Dear Anne,
"We have a 15-year-old mature camellia plant with healthy leaves. It gets lots of sun but its blossoms are not opening up fully like they used to. How can we get it blossoming fully?"
Owen Chan, Vancouver
When buds are healthy but don't open fully, the condition is called 'bullnosing.' It's caused when temperatures around the time of bud development and flowering are somewhat warmer than usual.
The same effect can be caused by temperatures that fluctuate wildly from cold to hot in the bud-forming season.
Camellias are sensitive to temperatures, and temperature changes can trigger them into growing vegetatively (producing new shoots, stalks, and leaves), and abandoning their flowers.
Some camellia varieties (mainly older types) are more sensitive.
Camellias don't like lots of sun. They're woodland plants that do best in part shade. Heat radiated from a wall will increase the effect of high temperatures, and dryness from roof overhangs can be a problem.

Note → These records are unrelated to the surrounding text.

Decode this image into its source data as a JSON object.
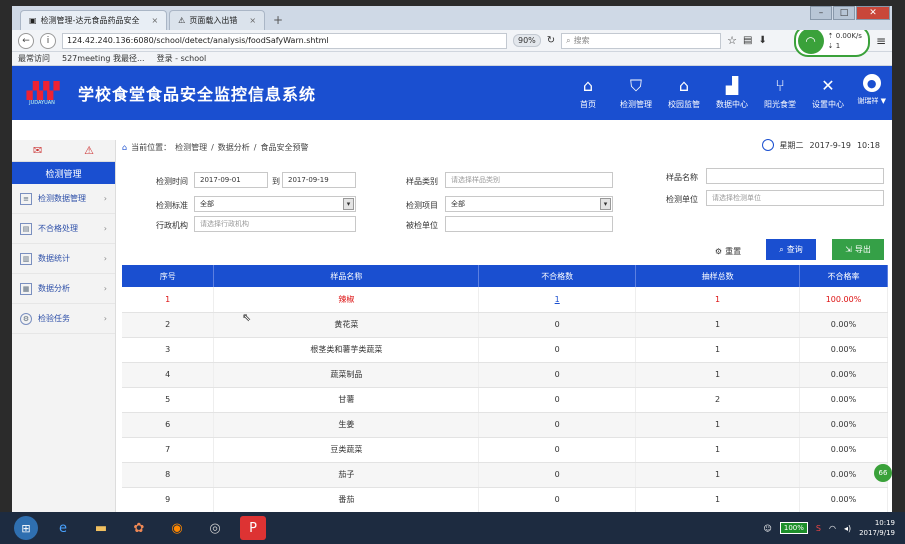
{
  "browser": {
    "tabs": [
      {
        "label": "检测管理-达元食品药品安全"
      },
      {
        "label": "页面载入出错"
      }
    ],
    "url": "124.42.240.136:6080/school/detect/analysis/foodSafyWarn.shtml",
    "zoom": "90%",
    "search_placeholder": "搜索",
    "bookmarks": [
      "最常访问",
      "527meeting 我最径...",
      "登录 - school"
    ],
    "speed_down": "0.00K/s",
    "speed_up": "1"
  },
  "app": {
    "logo_text": "JUDAYUAN",
    "title": "学校食堂食品安全监控信息系统",
    "nav": [
      {
        "label": "首页",
        "icon": "home-icon"
      },
      {
        "label": "检测管理",
        "icon": "shield-icon"
      },
      {
        "label": "校园监管",
        "icon": "school-icon"
      },
      {
        "label": "数据中心",
        "icon": "chart-icon"
      },
      {
        "label": "阳光食堂",
        "icon": "cutlery-icon"
      },
      {
        "label": "设置中心",
        "icon": "tools-icon"
      }
    ],
    "user": "谢瑞祥"
  },
  "sidebar": {
    "title": "检测管理",
    "items": [
      {
        "label": "检测数据管理"
      },
      {
        "label": "不合格处理"
      },
      {
        "label": "数据统计"
      },
      {
        "label": "数据分析"
      },
      {
        "label": "检验任务"
      }
    ]
  },
  "breadcrumb": {
    "prefix": "当前位置：",
    "items": [
      "检测管理",
      "数据分析",
      "食品安全预警"
    ]
  },
  "datetime": {
    "weekday": "星期二",
    "date": "2017-9-19",
    "time": "10:18"
  },
  "filters": {
    "time_label": "检测时间",
    "date_from": "2017-09-01",
    "to_label": "到",
    "date_to": "2017-09-19",
    "standard_label": "检测标准",
    "standard_value": "全部",
    "org_label": "行政机构",
    "org_placeholder": "请选择行政机构",
    "category_label": "样品类别",
    "category_placeholder": "请选择样品类别",
    "item_label": "检测项目",
    "item_value": "全部",
    "inspected_label": "被检单位",
    "inspected_value": "",
    "sample_label": "样品名称",
    "sample_value": "",
    "unit_label": "检测单位",
    "unit_placeholder": "请选择检测单位",
    "reset_label": "重置",
    "query_label": "查询",
    "export_label": "导出"
  },
  "table": {
    "headers": [
      "序号",
      "样品名称",
      "不合格数",
      "抽样总数",
      "不合格率"
    ],
    "rows": [
      {
        "no": "1",
        "name": "辣椒",
        "fail": "1",
        "total": "1",
        "rate": "100.00%"
      },
      {
        "no": "2",
        "name": "黄花菜",
        "fail": "0",
        "total": "1",
        "rate": "0.00%"
      },
      {
        "no": "3",
        "name": "根茎类和薯芋类蔬菜",
        "fail": "0",
        "total": "1",
        "rate": "0.00%"
      },
      {
        "no": "4",
        "name": "蔬菜制品",
        "fail": "0",
        "total": "1",
        "rate": "0.00%"
      },
      {
        "no": "5",
        "name": "甘薯",
        "fail": "0",
        "total": "2",
        "rate": "0.00%"
      },
      {
        "no": "6",
        "name": "生姜",
        "fail": "0",
        "total": "1",
        "rate": "0.00%"
      },
      {
        "no": "7",
        "name": "豆类蔬菜",
        "fail": "0",
        "total": "1",
        "rate": "0.00%"
      },
      {
        "no": "8",
        "name": "茄子",
        "fail": "0",
        "total": "1",
        "rate": "0.00%"
      },
      {
        "no": "9",
        "name": "番茄",
        "fail": "0",
        "total": "1",
        "rate": "0.00%"
      }
    ]
  },
  "side_badge": "66",
  "taskbar": {
    "battery": "100%",
    "time": "10:19",
    "date": "2017/9/19"
  }
}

Camellias need lots of water, but they also need good drainage away from their roots. They also like lots of organic matter. A yearly mulch of compost, leaves, or Sea Soil can help.
Dear Anne,
"I have had at least 25 tulips decapitated over several days. The stem is chewed through at varying heights, between two and five inches from the bloom. There is no visible damage to the leaves or fallen blossoms, so it's unlikely children or dogs. No feeding has taken place."
Robin Ripley, via email
Double-flowered tulips are top-heavy, and high winds can topple them.

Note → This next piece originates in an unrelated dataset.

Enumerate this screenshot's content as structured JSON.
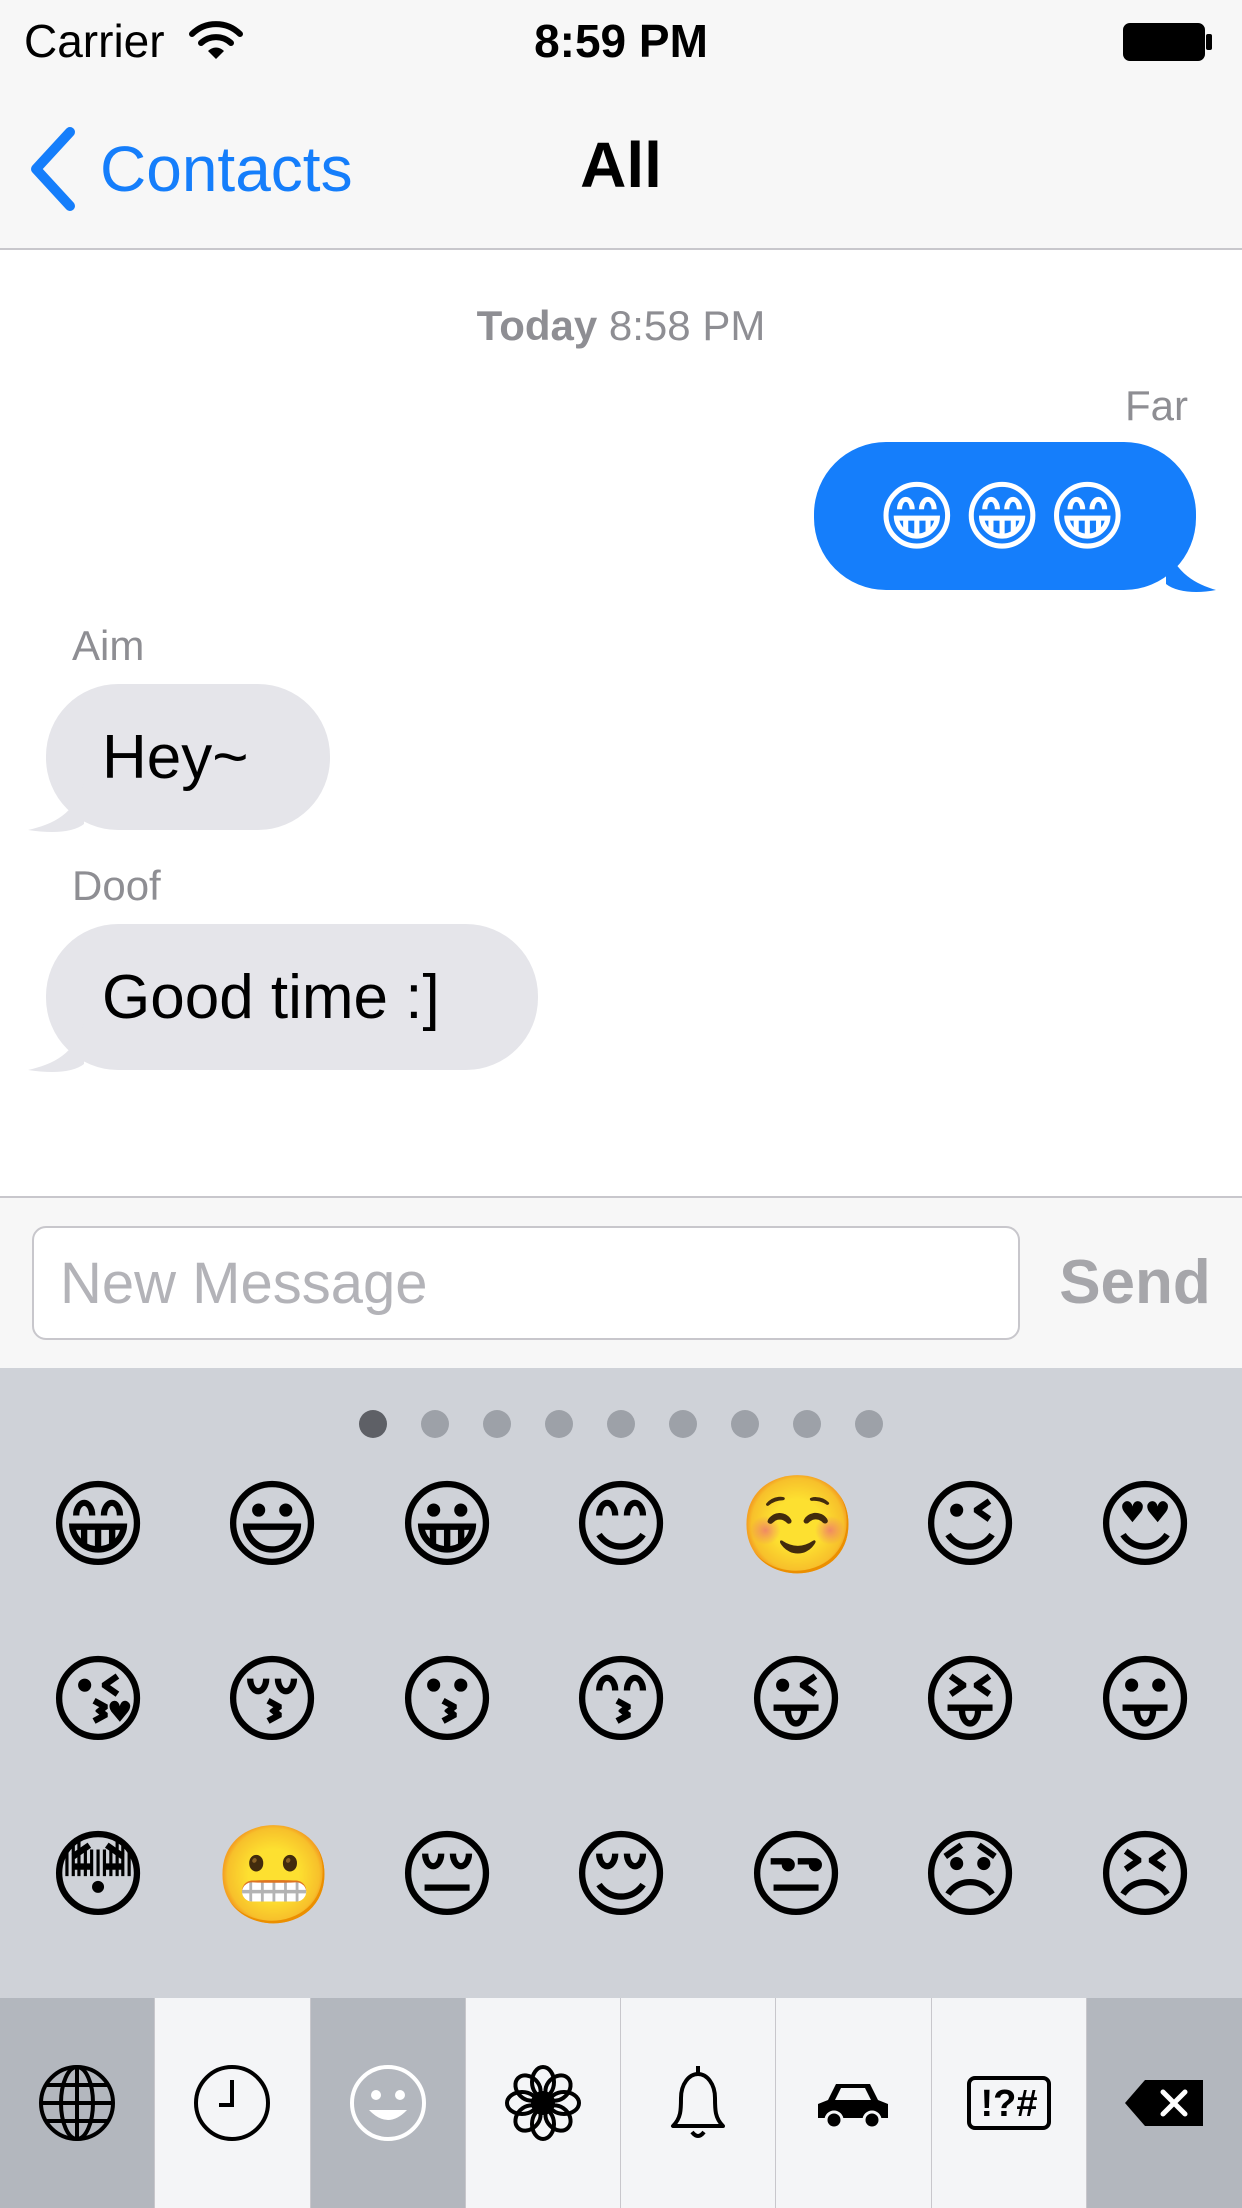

Deer often decapitate tulip flowers, but eat them. Racoons can be randomly destructive, but usually eat as well as shred.
Once, in nest-building season, I was stunned to see a robin fly past the kitchen window with a primrose in its beak. But tulips are pretty hefty flowers, and not flexible enough for nests.

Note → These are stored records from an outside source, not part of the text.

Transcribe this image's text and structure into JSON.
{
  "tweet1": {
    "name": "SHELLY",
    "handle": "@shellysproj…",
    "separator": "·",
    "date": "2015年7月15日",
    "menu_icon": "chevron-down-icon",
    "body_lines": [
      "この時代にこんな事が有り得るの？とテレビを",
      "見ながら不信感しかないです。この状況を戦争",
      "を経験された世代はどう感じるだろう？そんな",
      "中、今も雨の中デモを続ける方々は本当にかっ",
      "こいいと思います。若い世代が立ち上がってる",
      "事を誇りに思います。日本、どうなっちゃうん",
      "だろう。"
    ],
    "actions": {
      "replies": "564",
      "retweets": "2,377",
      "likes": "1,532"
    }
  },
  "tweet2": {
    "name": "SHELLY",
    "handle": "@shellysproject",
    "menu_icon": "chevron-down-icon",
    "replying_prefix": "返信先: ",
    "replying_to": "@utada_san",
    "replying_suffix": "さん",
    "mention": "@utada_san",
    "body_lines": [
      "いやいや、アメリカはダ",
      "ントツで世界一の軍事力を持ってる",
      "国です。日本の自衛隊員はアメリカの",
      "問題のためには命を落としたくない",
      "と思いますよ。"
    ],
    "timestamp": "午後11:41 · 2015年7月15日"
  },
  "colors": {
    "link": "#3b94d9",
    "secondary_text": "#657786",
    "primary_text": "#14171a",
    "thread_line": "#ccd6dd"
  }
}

Some research revealed that other gardeners have the same problem - including one who saw a squirrel decapitating tulips. Rats also get blamed. Are there marks of little teeth on the "chewed" stems? Or tiny footprints on the soil?
Maybe some evil-smelling repellent would protect your tulips, or a spray of cayenne pepper or sudsy ammonia will help (both need renewal after rain).
Try putting something on the ground which four-footed creatures wouldn't like to walk on - wire or thorny stems or prickly leaves. Perhaps a temporary netting surround might help.
Most furry creatures might be scared away by a motion-detector-triggered water spray. Lee Valley Tools sells such a 'Scarecrow' device. It's an expensive way to protect tulips alone, but if you have other critter problems, too, it could be worthwhile.